Search code examples
emailcommand-line-interfacetext-classificationnon-englishprocmail

How do I categorise non-english email using procmail and command line tools?


I am subscribed to a mail list where some of the messages are non-english which I cannot understand.

How do I filter the non-english messages to /dev/null using procmail and/or command line tools?

I use procmail to filter my email, so ideally any alternative tool would also require a procmail recipe.

I'd prefer not to have to train my own language models.


Solution

  • One way is to use the perl TextCat package from Gertjan van Noord.

    The text_cat script outputs the most likely language for the mail. This recipe assumes text_cat has been installed under /usr/local/bin.

    Here is a simple procmail recipe to call the text_cat script:

    :0
    * ^Subject.*Jobs.*Board
    {
        LANG_=`/usr/local/bin/text_cat`
    
        :0
        * ! LANG ?? ^english$
        /dev/null
    
        :0
        jobs/
    }
    

    I've been running text_cat for a few years. There haven't been any non-english messages classified as english, that is, no false-positives. I've not been rigorous about checking for false-negatives.

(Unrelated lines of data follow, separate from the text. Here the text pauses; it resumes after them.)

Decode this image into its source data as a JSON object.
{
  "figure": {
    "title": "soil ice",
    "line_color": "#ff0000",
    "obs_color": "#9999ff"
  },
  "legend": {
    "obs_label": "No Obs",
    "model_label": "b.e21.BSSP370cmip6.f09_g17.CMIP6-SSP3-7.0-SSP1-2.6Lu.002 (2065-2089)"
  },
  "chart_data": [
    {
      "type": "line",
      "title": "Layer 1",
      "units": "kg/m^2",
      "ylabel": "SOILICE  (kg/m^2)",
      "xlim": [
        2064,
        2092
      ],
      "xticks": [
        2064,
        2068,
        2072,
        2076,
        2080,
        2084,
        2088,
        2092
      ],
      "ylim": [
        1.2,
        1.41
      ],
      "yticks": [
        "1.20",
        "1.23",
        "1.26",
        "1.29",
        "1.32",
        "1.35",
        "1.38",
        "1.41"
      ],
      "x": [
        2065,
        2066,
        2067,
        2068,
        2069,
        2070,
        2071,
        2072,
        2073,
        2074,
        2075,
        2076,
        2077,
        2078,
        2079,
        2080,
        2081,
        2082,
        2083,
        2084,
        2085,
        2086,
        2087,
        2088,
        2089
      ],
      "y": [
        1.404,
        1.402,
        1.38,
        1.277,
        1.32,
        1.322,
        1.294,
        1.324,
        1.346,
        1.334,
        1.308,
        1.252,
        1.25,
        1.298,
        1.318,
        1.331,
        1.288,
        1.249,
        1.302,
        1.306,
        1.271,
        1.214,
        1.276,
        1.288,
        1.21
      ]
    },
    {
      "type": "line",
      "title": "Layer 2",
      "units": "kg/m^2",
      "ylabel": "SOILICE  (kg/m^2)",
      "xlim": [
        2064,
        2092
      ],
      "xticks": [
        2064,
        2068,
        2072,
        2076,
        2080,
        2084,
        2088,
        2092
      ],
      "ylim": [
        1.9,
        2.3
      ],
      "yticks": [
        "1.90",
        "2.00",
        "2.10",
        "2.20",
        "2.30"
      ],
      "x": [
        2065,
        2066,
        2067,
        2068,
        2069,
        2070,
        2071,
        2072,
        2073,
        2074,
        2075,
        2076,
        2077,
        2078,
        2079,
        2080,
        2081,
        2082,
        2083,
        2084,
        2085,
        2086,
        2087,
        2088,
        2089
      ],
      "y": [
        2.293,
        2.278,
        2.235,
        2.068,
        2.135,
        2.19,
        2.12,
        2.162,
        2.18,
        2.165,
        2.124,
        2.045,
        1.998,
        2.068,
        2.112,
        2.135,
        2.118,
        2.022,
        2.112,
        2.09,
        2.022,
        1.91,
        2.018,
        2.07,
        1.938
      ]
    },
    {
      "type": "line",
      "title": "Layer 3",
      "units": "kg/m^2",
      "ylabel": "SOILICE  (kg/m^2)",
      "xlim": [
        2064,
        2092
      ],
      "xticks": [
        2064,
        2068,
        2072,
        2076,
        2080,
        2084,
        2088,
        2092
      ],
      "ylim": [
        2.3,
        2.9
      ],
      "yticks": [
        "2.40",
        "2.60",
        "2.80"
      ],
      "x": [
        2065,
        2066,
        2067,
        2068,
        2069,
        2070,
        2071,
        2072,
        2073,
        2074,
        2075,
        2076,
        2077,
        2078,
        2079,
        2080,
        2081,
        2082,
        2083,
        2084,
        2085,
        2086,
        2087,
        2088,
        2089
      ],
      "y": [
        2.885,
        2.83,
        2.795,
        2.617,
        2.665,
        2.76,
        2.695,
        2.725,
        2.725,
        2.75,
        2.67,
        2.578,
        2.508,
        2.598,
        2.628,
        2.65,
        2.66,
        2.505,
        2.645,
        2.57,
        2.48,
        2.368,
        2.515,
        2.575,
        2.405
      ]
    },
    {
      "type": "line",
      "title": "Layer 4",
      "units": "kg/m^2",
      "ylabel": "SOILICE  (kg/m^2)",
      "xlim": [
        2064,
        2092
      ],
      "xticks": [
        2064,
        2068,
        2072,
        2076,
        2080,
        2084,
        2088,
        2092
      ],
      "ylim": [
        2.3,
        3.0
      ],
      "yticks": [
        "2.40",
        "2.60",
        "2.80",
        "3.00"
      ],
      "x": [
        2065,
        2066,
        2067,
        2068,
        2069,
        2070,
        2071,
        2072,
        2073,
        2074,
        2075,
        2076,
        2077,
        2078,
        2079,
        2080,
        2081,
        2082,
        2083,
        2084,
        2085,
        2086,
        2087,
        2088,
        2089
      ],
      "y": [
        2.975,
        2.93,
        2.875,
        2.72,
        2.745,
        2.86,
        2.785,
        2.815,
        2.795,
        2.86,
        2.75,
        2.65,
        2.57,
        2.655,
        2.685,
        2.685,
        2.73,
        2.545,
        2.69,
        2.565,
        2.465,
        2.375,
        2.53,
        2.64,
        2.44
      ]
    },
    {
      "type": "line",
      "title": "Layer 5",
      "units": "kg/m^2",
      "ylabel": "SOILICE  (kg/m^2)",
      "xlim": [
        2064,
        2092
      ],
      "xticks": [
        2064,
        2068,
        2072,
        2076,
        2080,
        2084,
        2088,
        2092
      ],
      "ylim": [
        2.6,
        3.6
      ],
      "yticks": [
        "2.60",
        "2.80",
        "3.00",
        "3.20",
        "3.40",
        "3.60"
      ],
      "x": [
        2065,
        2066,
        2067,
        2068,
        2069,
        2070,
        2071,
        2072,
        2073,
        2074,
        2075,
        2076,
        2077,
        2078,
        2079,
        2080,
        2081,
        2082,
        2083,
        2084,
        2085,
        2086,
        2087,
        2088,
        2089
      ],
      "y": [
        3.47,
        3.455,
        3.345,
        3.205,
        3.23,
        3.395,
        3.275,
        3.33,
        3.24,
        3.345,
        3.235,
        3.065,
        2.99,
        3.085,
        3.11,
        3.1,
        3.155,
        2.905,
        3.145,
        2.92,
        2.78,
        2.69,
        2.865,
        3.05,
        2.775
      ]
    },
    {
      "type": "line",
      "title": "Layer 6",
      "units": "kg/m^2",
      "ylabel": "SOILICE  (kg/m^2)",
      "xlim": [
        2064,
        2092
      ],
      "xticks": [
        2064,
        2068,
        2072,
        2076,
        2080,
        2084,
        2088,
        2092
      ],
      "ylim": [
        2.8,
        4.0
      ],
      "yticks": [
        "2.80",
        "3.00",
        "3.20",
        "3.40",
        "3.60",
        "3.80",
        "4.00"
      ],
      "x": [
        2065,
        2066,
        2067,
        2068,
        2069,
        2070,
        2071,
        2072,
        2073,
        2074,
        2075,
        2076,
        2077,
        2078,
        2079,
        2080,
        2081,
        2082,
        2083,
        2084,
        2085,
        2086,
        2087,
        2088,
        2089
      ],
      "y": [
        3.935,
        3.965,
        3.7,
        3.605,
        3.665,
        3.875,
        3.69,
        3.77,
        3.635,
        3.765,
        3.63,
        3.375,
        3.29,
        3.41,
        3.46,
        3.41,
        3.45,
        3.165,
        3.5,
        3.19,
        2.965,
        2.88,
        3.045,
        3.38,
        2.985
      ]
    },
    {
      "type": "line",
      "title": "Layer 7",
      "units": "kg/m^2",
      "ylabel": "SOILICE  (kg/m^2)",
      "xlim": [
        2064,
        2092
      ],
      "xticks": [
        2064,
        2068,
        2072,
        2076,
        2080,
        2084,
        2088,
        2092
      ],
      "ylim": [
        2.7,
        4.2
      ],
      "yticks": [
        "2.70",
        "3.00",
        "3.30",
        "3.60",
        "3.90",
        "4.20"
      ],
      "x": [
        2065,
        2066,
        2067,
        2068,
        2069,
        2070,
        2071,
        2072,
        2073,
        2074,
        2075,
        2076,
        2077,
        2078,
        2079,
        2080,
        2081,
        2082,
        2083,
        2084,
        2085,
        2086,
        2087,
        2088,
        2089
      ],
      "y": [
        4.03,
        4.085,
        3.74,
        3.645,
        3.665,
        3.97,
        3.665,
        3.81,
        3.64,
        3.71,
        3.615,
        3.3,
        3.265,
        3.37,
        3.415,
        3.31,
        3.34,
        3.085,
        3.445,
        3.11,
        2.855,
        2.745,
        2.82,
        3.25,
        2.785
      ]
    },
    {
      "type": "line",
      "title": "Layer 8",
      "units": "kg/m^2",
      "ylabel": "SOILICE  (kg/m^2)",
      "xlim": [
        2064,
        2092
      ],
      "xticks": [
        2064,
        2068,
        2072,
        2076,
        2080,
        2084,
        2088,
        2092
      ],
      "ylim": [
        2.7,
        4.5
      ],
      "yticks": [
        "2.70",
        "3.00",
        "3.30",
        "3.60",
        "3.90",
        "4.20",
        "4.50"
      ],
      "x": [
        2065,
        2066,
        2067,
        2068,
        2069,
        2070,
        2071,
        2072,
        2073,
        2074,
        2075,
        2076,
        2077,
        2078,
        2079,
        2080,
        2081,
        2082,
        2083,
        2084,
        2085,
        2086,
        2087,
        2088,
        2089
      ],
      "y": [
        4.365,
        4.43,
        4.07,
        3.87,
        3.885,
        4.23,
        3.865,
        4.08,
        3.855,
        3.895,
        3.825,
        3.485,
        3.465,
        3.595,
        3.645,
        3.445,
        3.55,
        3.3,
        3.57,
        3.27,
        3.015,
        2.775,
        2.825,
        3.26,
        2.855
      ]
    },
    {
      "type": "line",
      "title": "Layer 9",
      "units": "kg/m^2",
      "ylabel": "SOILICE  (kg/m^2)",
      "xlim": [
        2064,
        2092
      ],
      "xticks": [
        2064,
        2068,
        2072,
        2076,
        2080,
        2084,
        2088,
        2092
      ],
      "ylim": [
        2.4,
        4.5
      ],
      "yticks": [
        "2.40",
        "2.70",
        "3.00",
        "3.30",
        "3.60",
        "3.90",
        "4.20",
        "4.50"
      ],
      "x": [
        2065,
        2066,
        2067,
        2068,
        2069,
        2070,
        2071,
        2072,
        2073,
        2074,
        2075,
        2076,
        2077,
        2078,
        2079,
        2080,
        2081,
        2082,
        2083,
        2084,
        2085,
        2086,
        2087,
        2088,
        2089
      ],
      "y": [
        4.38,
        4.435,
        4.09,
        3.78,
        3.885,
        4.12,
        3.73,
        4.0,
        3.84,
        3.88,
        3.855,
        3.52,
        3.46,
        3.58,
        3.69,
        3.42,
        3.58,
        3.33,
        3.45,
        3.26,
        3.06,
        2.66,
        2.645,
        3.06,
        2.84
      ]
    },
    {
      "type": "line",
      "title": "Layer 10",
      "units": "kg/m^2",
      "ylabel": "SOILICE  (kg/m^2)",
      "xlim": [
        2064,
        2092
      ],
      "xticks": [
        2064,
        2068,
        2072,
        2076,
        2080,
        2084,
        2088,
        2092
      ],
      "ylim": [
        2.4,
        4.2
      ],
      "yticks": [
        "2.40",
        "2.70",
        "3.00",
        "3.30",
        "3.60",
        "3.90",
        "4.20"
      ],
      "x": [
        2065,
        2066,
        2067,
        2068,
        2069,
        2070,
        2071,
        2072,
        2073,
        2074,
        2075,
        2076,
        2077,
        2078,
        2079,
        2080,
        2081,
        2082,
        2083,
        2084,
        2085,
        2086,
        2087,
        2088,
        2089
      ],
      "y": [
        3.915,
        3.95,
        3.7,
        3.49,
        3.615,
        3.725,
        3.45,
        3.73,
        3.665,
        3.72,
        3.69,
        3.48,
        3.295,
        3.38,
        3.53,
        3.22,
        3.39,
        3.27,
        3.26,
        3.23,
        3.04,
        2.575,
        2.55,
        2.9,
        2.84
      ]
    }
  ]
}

    A second way, as mentioned by tripleee in a comment, is to use the language categorisation provided by spamassassin which also uses the text_cat script. Spamassassin will unwrap any MIME transfer encodings which the vanilla text_cat version above won't.

    Here is an incompletely tested procmail recipe for filtering on the spamassassin X-Spam-Languages header:

    :0
    * ^Subject.*Jobs.*Board
    {    
        # Delete non-english language emails using spamassassin header
        # Test for not X-Spam-Languages: en
        :0
        * !^X-Spam-Languages: en$
        foreign/
    
        # Save english language mails in folder
        :0
        jobs/
    }
    

    Warning: spamassassin will occasionally provide multiple language categorisations like so:

    X-Spam-Languages: en da ro
    

    which the above recipe does not account for.

    Spamassassin Language Categorisation Configuration

    Edit /etc/spamassassin/v310.pre and uncomment the following line:

    loadplugin Mail::SpamAssassin::Plugin::TextCat
    

    Configure the plugin in /etc/spamassassin/local.cf:

    ok_languages en       # I understand english
    inactive_languages '' # Enable all languages
    add_header all Languages _LANGUAGES_
    # score UNWANTED_LANGUAGE_BODY 5 # Increase score - not necessary and not recommended 
    

    This recipe was incompletely tested with spamassassin version 3.4.2.


    To adapt these answers to excluding a different language would involve substituting the other language for english in the first case and substituting the other 2 character language code for en in the second case.